Steve Devol was the National desk copy editor who suggested that language in the headline. He conceded in an e-mail exchange about the reader's point, "I've never seen a head or deck yet that couldn't have been crafted better, and this is no exception." But he says the intent wasn't to inject opinion.
Devol thought that the rest of the headline, as well as headlines on two related stories also on A1,
made it clear what he'd been thinking: that "national interest" was what was being pitched by those who wanted the bill to be passed, and voter outrage was on the other side. Devol concluded, "While it certainly wasn't my intent to define a 'yes' vote on the 'bailout' as being in the national interest, as classically defined, I can see where the reader might take it that way." (Deirdre Edgar was on the desk that night also overseeing headlines; she added that space was a consideration -- the deck was one column, three lines -- "so we didn’t have a lot of room to elaborate.")
Norm Bernier of Los Angeles called on Oct. 2 about the opening lines of a story reflecting on the popularity of Gov. Sarah Palin going into that night's debate. The opening paragraph included a reference to "Sarah Palin" but also to "New York Sen. Hillary Rodham Clinton."
Said Bernier, "One politician gets the full honorific: 'New York Sen. Rodham Clinton.' The other female politician gets called 'Palin,' or 'Sarah Palin.' Not the honorific 'Alaska Governor Sarah Palin.' Is there any coincidence to this that the one that gets the full honorific is a Democrat, and the one that gets no honorific is Republican?" He pointed, too, to a front-page piece on Sen. John McCain's views on regulation that started, "As financial collapse threatened Wall Street and consumed Washington, John McCain appeared to undergo a dramatic transformation." Bernier's phone message continued, "A full article about John McCain and never refers to him as 'Arizona Senator John McCain.' He is always 'McCain' or 'John McCain,' never 'Senator McCain.'”
The McCain piece did refer to him as "the Arizona senator" not too far down in the story. And that practice is consistent with The Times' guidelines, which say, "The use of a title like Rep. or Sen. in first reference is usually appropriate, but it is not mandatory if an individual's title is given later in the story."
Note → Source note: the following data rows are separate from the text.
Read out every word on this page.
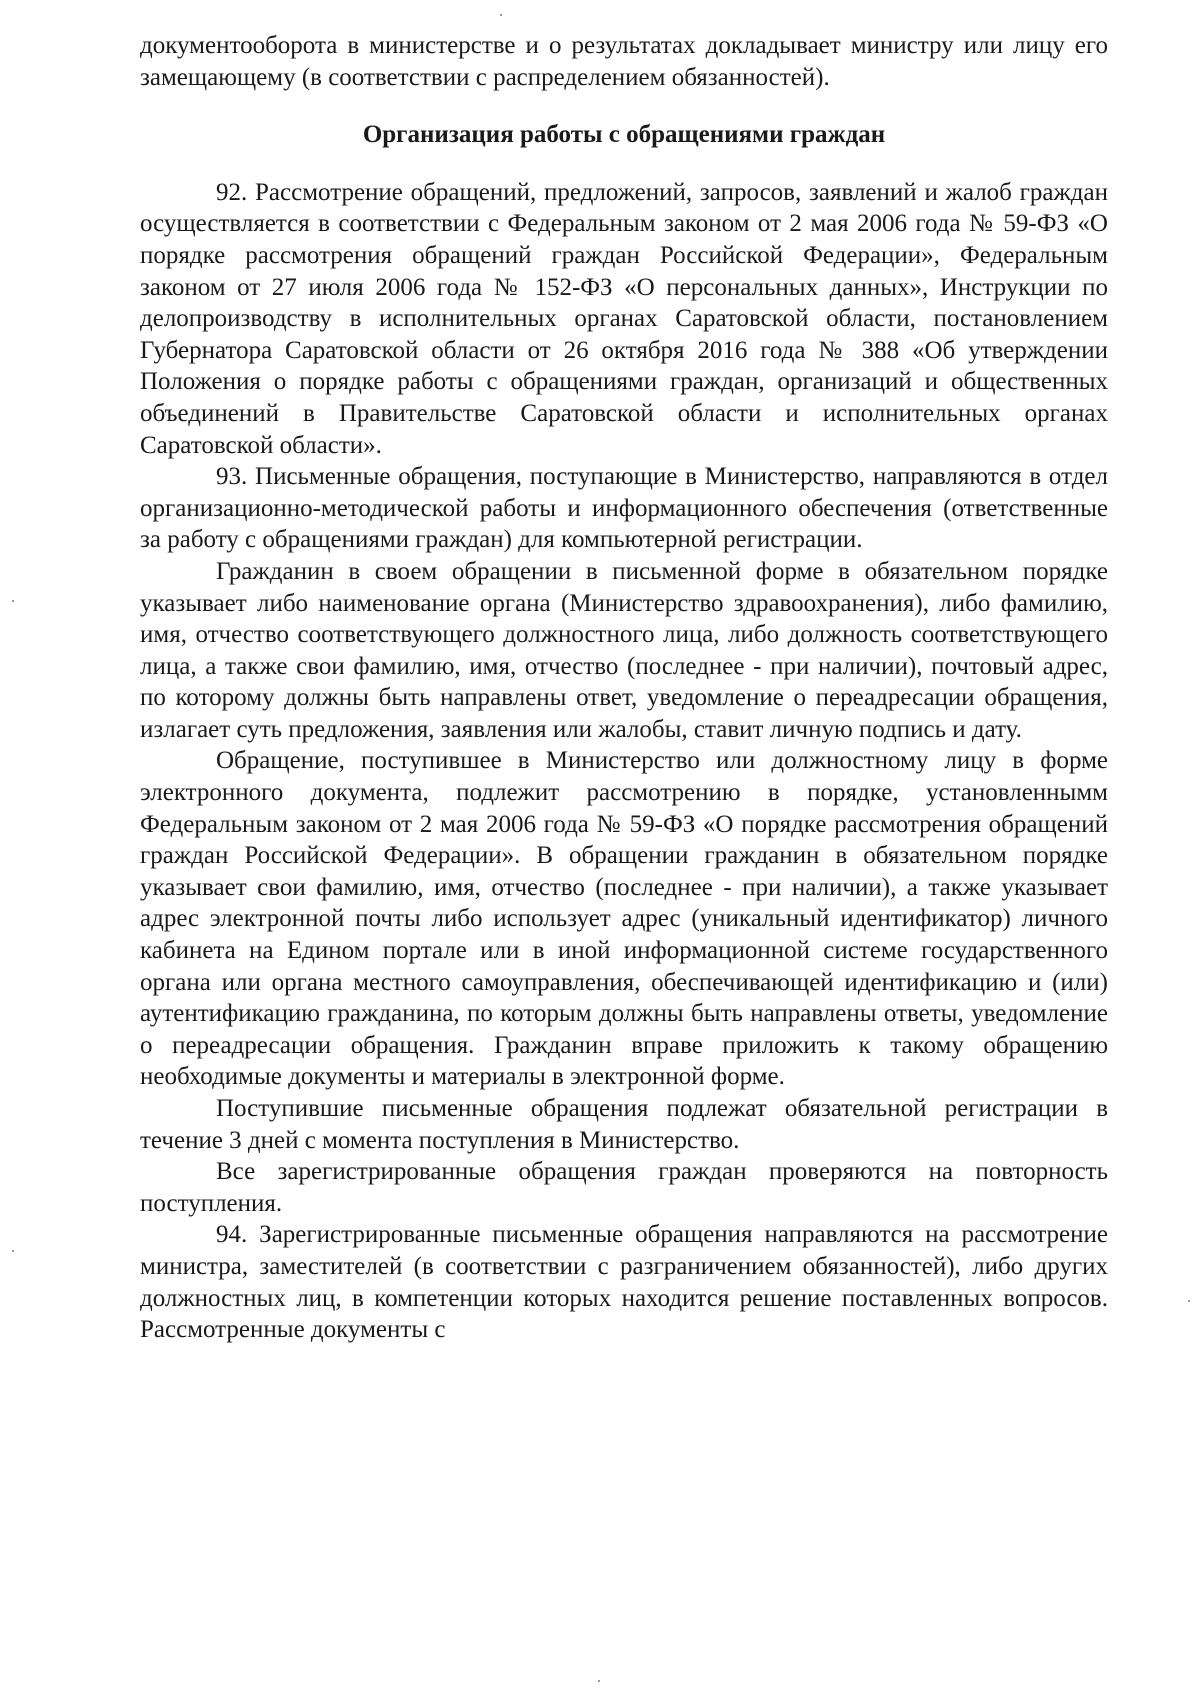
документооборота в министерстве и о результатах докладывает министру или лицу его замещающему (в соответствии с распределением обязанностей).

Организация работы с обращениями граждан

92. Рассмотрение обращений, предложений, запросов, заявлений и жалоб граждан осуществляется в соответствии с Федеральным законом от 2 мая 2006 года № 59-ФЗ «О порядке рассмотрения обращений граждан Российской Федерации», Федеральным законом от 27 июля 2006 года № 152-ФЗ «О персональных данных», Инструкции по делопроизводству в исполнительных органах Саратовской области, постановлением Губернатора Саратовской области от 26 октября 2016 года № 388 «Об утверждении Положения о порядке работы с обращениями граждан, организаций и общественных объединений в Правительстве Саратовской области и исполнительных органах Саратовской области».

93. Письменные обращения, поступающие в Министерство, направляются в отдел организационно-методической работы и информационного обеспечения (ответственные за работу с обращениями граждан) для компьютерной регистрации.

Гражданин в своем обращении в письменной форме в обязательном порядке указывает либо наименование органа (Министерство здравоохранения), либо фамилию, имя, отчество соответствующего должностного лица, либо должность соответствующего лица, а также свои фамилию, имя, отчество (последнее - при наличии), почтовый адрес, по которому должны быть направлены ответ, уведомление о переадресации обращения, излагает суть предложения, заявления или жалобы, ставит личную подпись и дату.

Обращение, поступившее в Министерство или должностному лицу в форме электронного документа, подлежит рассмотрению в порядке, установленнымм Федеральным законом от 2 мая 2006 года № 59-ФЗ «О порядке рассмотрения обращений граждан Российской Федерации». В обращении гражданин в обязательном порядке указывает свои фамилию, имя, отчество (последнее - при наличии), а также указывает адрес электронной почты либо использует адрес (уникальный идентификатор) личного кабинета на Едином портале или в иной информационной системе государственного органа или органа местного самоуправления, обеспечивающей идентификацию и (или) аутентификацию гражданина, по которым должны быть направлены ответы, уведомление о переадресации обращения. Гражданин вправе приложить к такому обращению необходимые документы и материалы в электронной форме.

Поступившие письменные обращения подлежат обязательной регистрации в течение 3 дней с момента поступления в Министерство.

Все зарегистрированные обращения граждан проверяются на повторность поступления.

94. Зарегистрированные письменные обращения направляются на рассмотрение министра, заместителей (в соответствии с разграничением обязанностей), либо других должностных лиц, в компетенции которых находится решение поставленных вопросов. Рассмотренные документы с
As for the first story, while the reader was focused on the females, he didn't notice that the opening passages also referred simply to "Joe Biden" and "Barack Obama" -- and the second paragraph referred to Palin right away as "the Alaska governor." In a follow-up phone call, Bernier said that he still believes that the two female politicians should have been treated equally, and that it seemed to show bias to use the title for the Democratic, and not the Republican, politician.
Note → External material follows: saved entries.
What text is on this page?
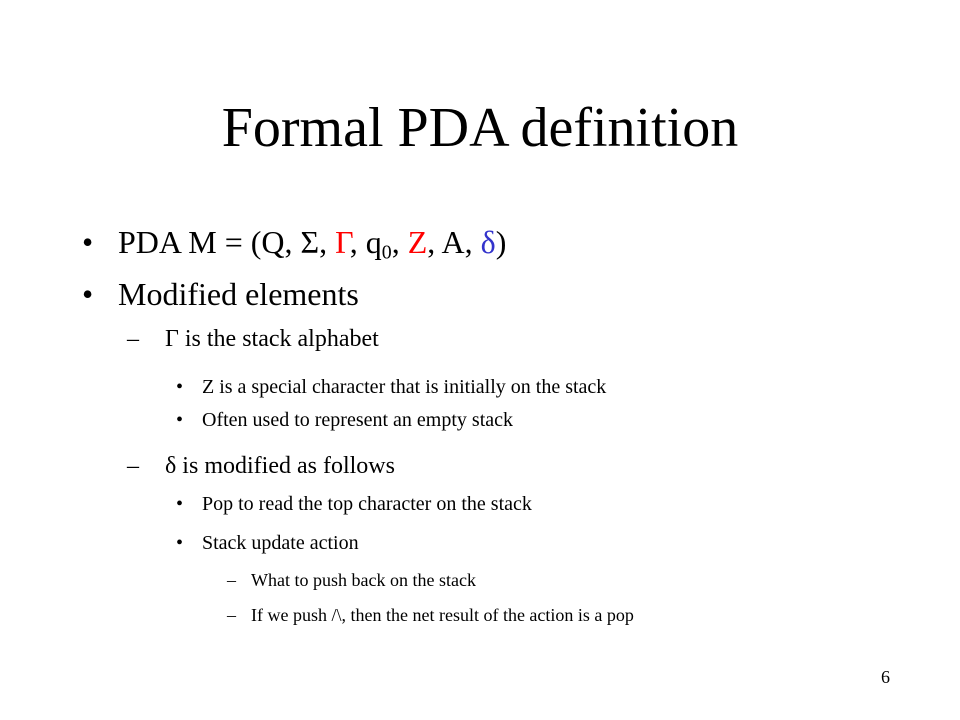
Formal PDA definition
• PDA M = (Q, Σ, Γ, $q_0$, Z, A, δ)
• Modified elements
– Γ is the stack alphabet
• Z is a special character that is initially on the stack
• Often used to represent an empty stack
– δ is modified as follows
• Pop to read the top character on the stack
• Stack update action
– What to push back on the stack
– If we push /\, then the net result of the action is a pop
6
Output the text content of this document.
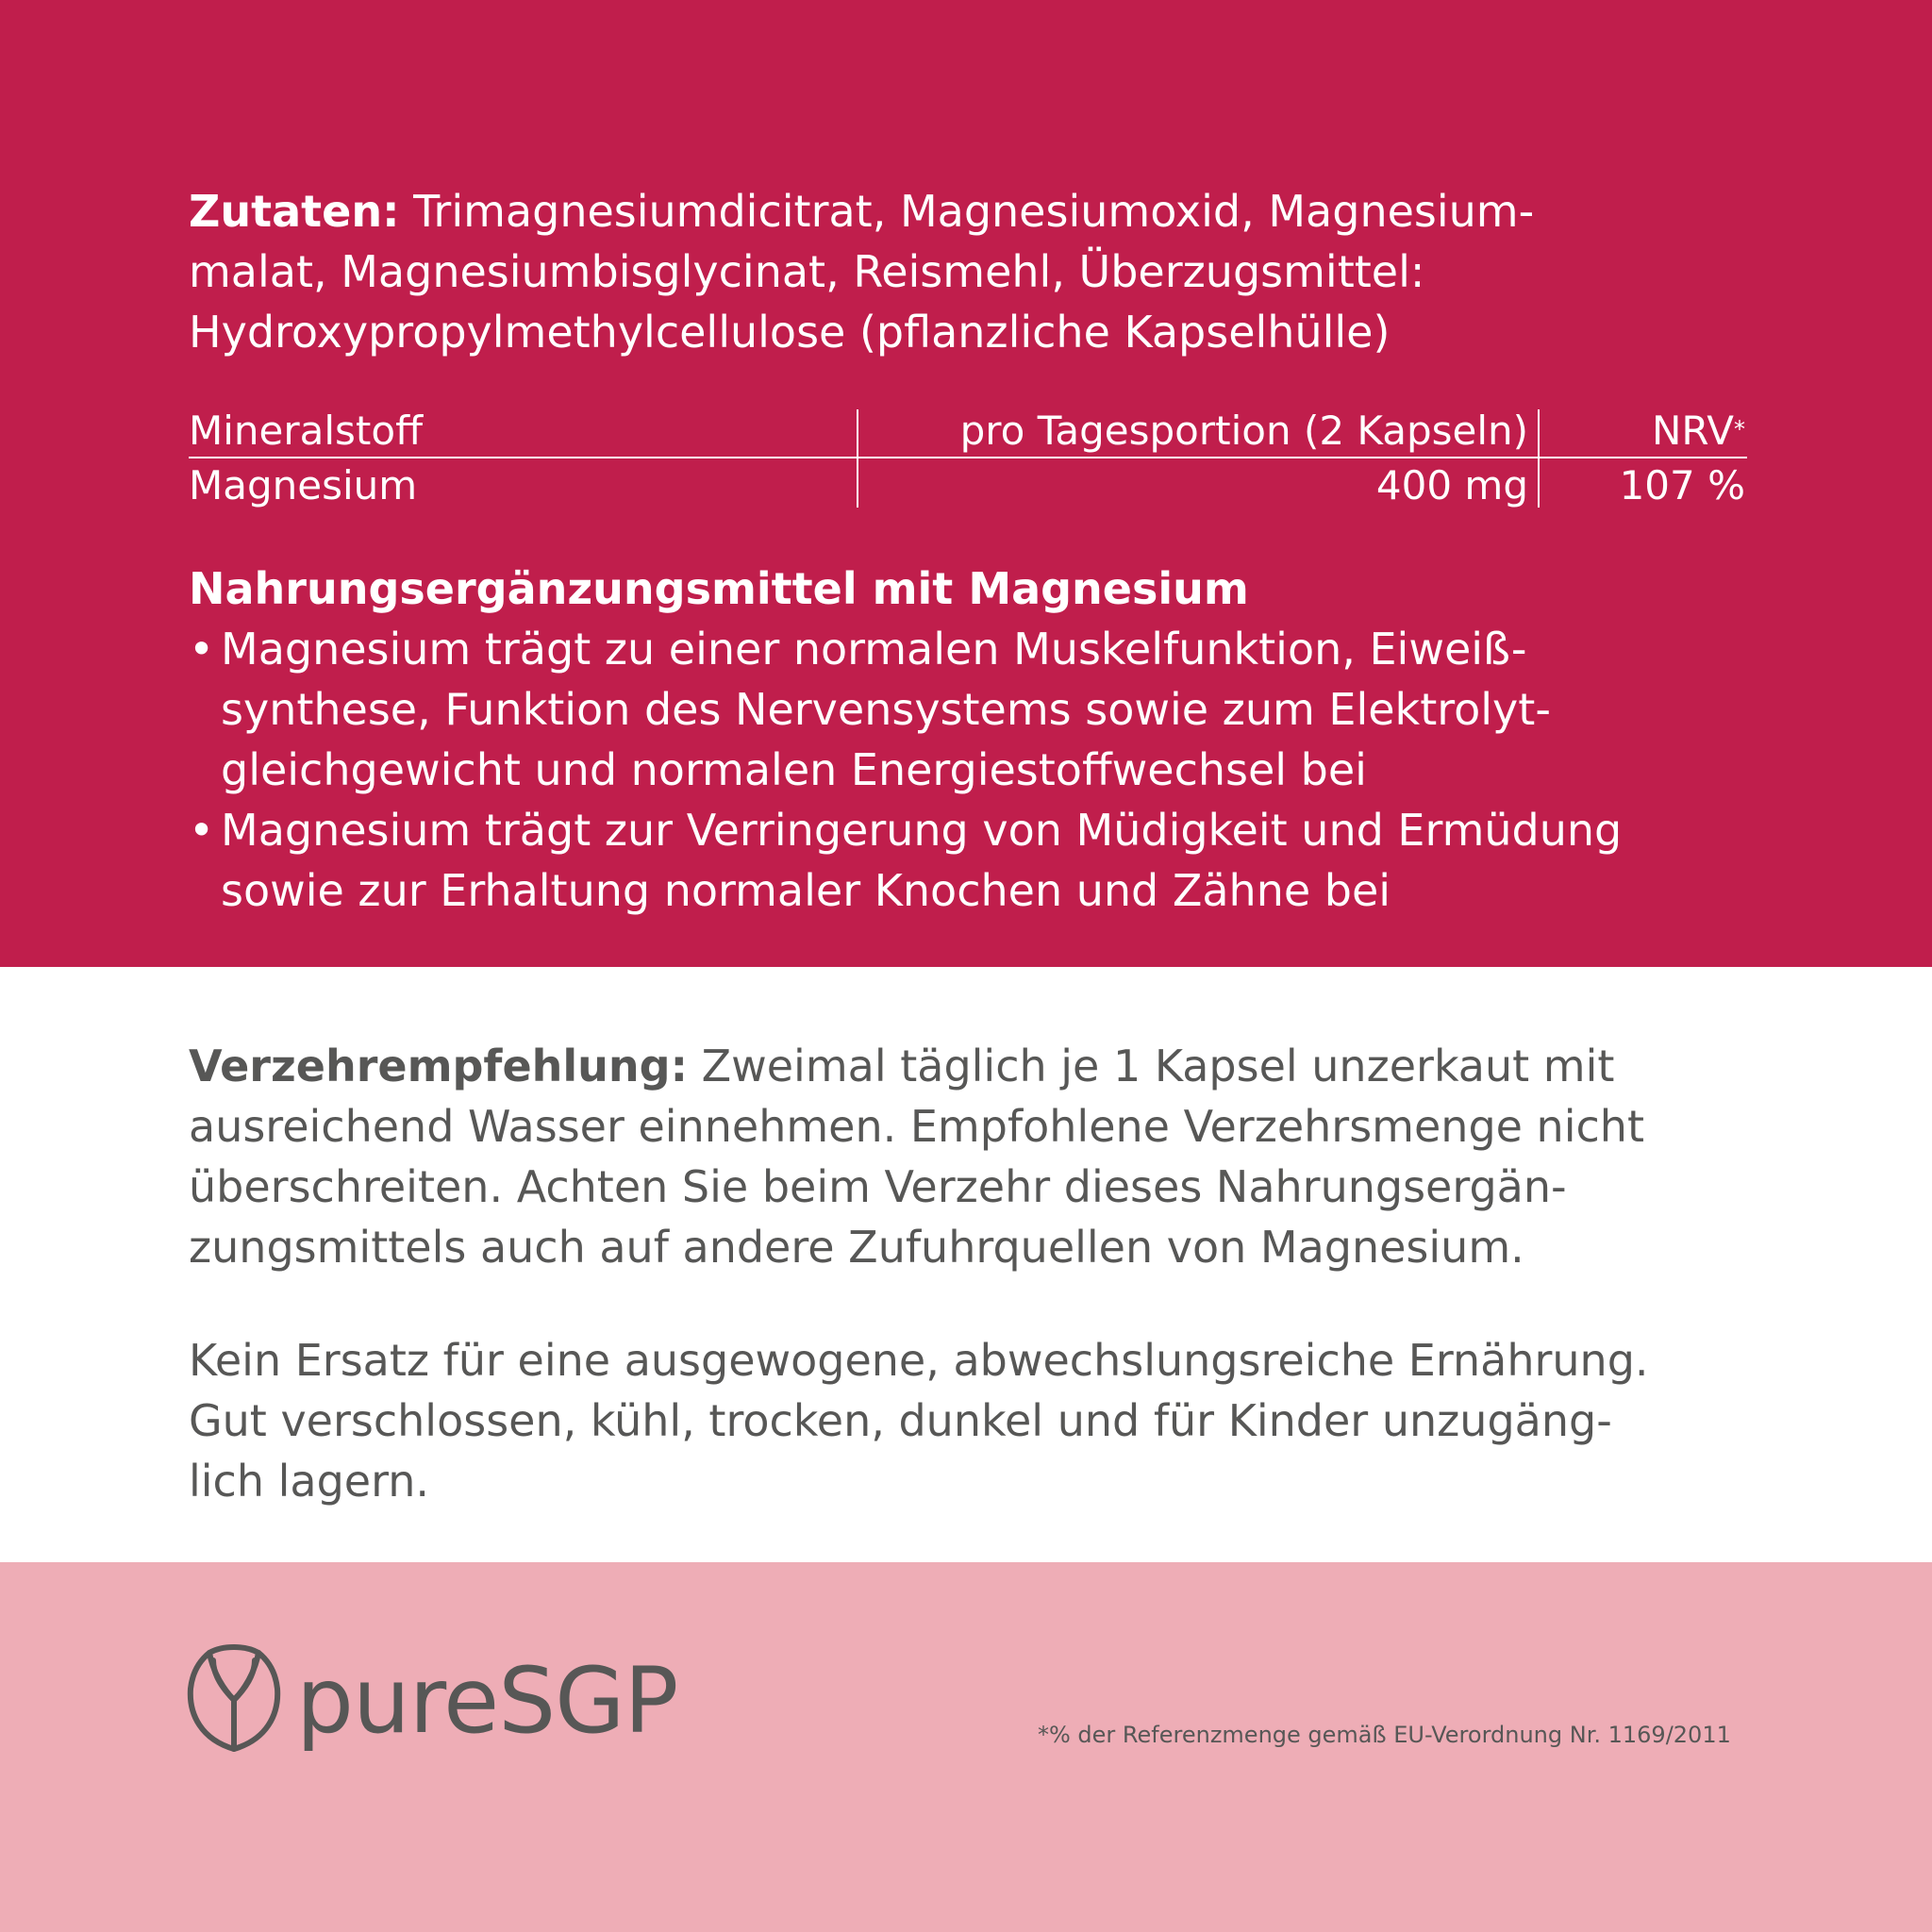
Zutaten: Trimagnesiumdicitrat, Magnesiumoxid, Magnesium-
malat, Magnesiumbisglycinat, Reismehl, Überzugsmittel:
Hydroxypropylmethylcellulose (pflanzliche Kapselhülle)
Mineralstoff	pro Tagesportion (2 Kapseln)	NRV*
Magnesium	400 mg 107 %
Nahrungsergänzungsmittel mit Magnesium
• Magnesium trägt zu einer normalen Muskelfunktion, Eiweiß-
synthese, Funktion des Nervensystems sowie zum Elektrolyt-
gleichgewicht und normalen Energiestoffwechsel bei
• Magnesium trägt zur Verringerung von Müdigkeit und Ermüdung
sowie zur Erhaltung normaler Knochen und Zähne bei
Verzehrempfehlung: Zweimal täglich je 1 Kapsel unzerkaut mit
ausreichend Wasser einnehmen. Empfohlene Verzehrsmenge nicht
überschreiten. Achten Sie beim Verzehr dieses Nahrungsergän-
zungsmittels auch auf andere Zufuhrquellen von Magnesium.
Kein Ersatz für eine ausgewogene, abwechslungsreiche Ernährung.
Gut verschlossen, kühl, trocken, dunkel und für Kinder unzugäng-
lich lagern.
pureSGP	*% der Referenzmenge gemäß EU-Verordnung Nr. 1169/2011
There's two ways to look at this
The third detail that brought so many calls was a nonpolitical one, a subject-verb disagreement noted by nearly 20 readers. Monte Montgomery of Los Angeles cited the problem headline, which ran inside over the continuation of an article about McCain and said, "There's two sides to McCain's story." Wrote Montgomery, "I concede that fussy old grammatical rules such as agreement in number are on their way out, and that soon enough we'll all speak -- and write -- like inarticulate teenagers. But for God's sake, does The Times have to hasten the process?"
Clark Stevens, who as chief of copy desks oversees copy editors and those fussy rules of grammar and usage, responds: "The singular 'there's' might be colloquially acceptable, but a headline on that type of story would have been better with a more formal tone."